Last week, Annie Lowrey made a powerful case for reevaluating the 1996 welfare-reform law in light of a chronically sluggish economy and the rapid rise of Americans living in deep poverty. She was not, however, optimistic that this would become the campaign issue it deserved to be.
Coincidentally or not, Bernie Sanders suddenly raised the issue on the campaign trail in South Carolina, where (and this is definitely not a coincidence) he’s trying to obtain traction with African-American voters strongly inclined to support Hillary Clinton. Flanked by two black legislators, he contrasted his vote against the 1996 law with her active support (a position that upset some of her oldest friends at the time):
“What welfare reform did, in my view, was to go after some of the weakest and most vulnerable people in this country,” Mr. Sanders said. “And, during that period. I spoke out against so-called welfare reform because I thought it was scapegoating people who were helpless, people who were very, very vulnerable. Secretary Clinton at that time had a very different position on welfare reform — strongly supported it and worked hard to round up votes for its passage.”
What Sanders did not say was exactly what he’d do on the subject of cash assistance for poor (and in many cases nonworking) families today. A hint in that direction, however, came in the form of the Clinton campaign’s response to Sanders’s attack:
Maya Harris, a senior policy adviser in Mrs. Clinton’s campaign, responded to Mr. Sanders’s criticism by saying under Mr. Clinton’s administration, the black “child-poverty rate fell 25 percent, the unemployment rate was nearly cut in half, and the median income of African-American families increased by more than 30 percent.”
In a statement, Ms. Harris added, “The original intent of welfare reform was to advance this progress, and it was done with a package of reforms.” She cited the Earned Income Tax Credit, a federal tax credit for low- and moderate-income working people, job training and child care, “so people would have the tools they needed to find work and take care of their families.”

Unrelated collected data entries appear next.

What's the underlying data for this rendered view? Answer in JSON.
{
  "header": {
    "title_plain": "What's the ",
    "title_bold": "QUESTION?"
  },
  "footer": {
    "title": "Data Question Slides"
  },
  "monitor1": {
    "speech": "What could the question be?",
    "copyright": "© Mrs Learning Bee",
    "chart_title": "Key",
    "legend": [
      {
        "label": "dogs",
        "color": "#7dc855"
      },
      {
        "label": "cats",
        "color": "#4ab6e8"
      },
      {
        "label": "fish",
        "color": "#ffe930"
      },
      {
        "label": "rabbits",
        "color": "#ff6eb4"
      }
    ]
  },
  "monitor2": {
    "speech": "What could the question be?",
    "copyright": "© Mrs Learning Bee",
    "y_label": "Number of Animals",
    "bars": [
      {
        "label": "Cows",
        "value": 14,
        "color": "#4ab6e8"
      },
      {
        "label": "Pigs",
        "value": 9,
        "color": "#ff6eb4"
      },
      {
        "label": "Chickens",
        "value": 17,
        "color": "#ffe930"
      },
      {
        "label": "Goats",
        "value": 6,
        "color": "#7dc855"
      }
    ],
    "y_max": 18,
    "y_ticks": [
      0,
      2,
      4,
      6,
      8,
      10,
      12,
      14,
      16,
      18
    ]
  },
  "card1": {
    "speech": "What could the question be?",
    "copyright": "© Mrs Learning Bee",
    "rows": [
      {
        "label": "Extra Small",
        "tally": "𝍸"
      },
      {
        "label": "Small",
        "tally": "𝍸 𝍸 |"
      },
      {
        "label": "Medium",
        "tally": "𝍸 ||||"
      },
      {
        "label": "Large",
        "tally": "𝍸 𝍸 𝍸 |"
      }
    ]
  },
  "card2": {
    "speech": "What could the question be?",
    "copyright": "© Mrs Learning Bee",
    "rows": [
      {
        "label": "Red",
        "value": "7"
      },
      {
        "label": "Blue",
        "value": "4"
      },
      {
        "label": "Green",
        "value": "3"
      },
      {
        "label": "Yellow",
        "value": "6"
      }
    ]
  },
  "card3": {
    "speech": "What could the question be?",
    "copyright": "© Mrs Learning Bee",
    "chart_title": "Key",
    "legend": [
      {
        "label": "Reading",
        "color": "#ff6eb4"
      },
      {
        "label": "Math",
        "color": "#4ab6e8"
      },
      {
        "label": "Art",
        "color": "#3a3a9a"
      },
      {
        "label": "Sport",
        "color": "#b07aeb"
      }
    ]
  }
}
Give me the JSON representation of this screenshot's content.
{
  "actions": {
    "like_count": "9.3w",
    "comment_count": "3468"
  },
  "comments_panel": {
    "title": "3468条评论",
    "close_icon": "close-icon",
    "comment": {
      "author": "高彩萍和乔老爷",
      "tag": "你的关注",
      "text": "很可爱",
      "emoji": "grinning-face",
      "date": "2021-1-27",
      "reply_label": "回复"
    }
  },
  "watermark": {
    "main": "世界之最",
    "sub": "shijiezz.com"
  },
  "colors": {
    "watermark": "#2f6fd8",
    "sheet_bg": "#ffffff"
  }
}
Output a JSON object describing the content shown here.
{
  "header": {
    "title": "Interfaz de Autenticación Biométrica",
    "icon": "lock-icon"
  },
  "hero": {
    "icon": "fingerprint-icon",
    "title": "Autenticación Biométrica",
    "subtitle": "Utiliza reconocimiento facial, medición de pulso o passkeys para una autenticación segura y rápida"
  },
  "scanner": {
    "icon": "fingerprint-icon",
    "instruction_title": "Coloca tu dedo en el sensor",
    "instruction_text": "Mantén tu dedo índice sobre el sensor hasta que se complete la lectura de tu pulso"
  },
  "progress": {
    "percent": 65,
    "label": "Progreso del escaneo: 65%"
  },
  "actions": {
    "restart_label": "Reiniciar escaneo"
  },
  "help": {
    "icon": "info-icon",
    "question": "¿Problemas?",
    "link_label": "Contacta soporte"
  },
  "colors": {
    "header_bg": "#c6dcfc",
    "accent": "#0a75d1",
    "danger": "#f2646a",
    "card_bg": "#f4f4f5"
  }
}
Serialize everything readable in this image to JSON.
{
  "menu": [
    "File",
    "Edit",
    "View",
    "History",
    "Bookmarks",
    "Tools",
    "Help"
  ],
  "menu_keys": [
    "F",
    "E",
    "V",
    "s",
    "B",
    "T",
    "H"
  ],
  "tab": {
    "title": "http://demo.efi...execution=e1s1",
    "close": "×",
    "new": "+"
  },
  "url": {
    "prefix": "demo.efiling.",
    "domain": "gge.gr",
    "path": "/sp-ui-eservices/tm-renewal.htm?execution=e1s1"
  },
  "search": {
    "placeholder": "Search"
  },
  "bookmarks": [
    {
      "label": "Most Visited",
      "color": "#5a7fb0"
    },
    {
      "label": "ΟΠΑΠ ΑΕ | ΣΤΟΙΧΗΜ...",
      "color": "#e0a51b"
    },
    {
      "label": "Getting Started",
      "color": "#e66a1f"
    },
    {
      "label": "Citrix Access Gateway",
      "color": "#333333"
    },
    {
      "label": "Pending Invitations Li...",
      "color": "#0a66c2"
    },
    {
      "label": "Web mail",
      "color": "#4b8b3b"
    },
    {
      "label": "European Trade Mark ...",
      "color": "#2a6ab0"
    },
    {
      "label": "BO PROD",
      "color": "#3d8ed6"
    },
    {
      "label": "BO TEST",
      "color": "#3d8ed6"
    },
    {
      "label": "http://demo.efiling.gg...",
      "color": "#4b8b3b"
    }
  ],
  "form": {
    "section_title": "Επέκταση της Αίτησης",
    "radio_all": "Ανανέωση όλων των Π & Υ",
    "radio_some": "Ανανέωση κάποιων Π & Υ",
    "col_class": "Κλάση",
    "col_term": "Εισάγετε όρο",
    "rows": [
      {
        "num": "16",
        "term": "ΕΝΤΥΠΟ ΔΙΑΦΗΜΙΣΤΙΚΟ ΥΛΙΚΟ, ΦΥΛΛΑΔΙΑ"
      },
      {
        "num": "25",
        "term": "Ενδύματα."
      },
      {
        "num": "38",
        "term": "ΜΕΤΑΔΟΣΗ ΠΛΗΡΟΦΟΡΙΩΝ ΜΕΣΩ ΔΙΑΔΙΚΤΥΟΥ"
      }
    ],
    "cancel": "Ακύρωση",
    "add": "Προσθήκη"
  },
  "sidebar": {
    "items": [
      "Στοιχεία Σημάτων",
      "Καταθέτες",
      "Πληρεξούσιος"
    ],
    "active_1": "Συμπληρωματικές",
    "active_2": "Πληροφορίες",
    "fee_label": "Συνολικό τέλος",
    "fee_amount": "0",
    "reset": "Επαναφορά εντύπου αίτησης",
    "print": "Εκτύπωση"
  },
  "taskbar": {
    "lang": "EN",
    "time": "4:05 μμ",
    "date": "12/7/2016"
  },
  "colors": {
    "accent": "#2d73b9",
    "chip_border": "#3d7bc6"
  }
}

Ms. Harris went on to explain the welfare reform law’s shortcomings, like the five-year lifetime limit, which she said Mrs. Clinton has pledged she would work to address going forward.
In other words, Clinton is defending the overall anti-poverty record of her husband’s administration while acknowledging that the law replacing Aid to Families With Dependent Children (AFDC) with a block grant and an inflexible time limit needed fixing. So while neither of these responses add up to a renewed debate on welfare policy yet, simply raising the issue is a start.
The issue is not, of course, of interest only to Democrats. The last time welfare policy rose to the level of a presidential-campaign issue was in 2012, when the Romney-Ryan campaign launched ads attacking Obama for a largely imaginary change in the details of what the states were allowed to do with block-grant funds. There wasn’t much mystery about the racial motives involved in this claim that Obama was “gutting welfare reform.” And it was a reminder of why many Democrats hoped the 1996 law had taken the issue off the table.
But even if Democrats fear raising welfare policy again, Republican efforts to extend the philosophy of the 1996 law to other areas of social policy may make the topic unavoidable. Turning Medicaid into a state-run block-grant program is the default drive position of the GOP. And one still-viable Republican presidential candidate, Marco Rubio, has received considerable conservative applause for proposing a block grant to replace federal anti-poverty programs. Showing the negative impact of dumping poor people on the states with inadequate funding and no obstacles to using the money elsewhere is one thing a renewed focus on welfare policy could help people understand. But the first step toward that kind of debate is to stop pretending it’s still 1996 and the only options on the table are a bad status quo and a bad alternative that Democrats never intended to become permanent.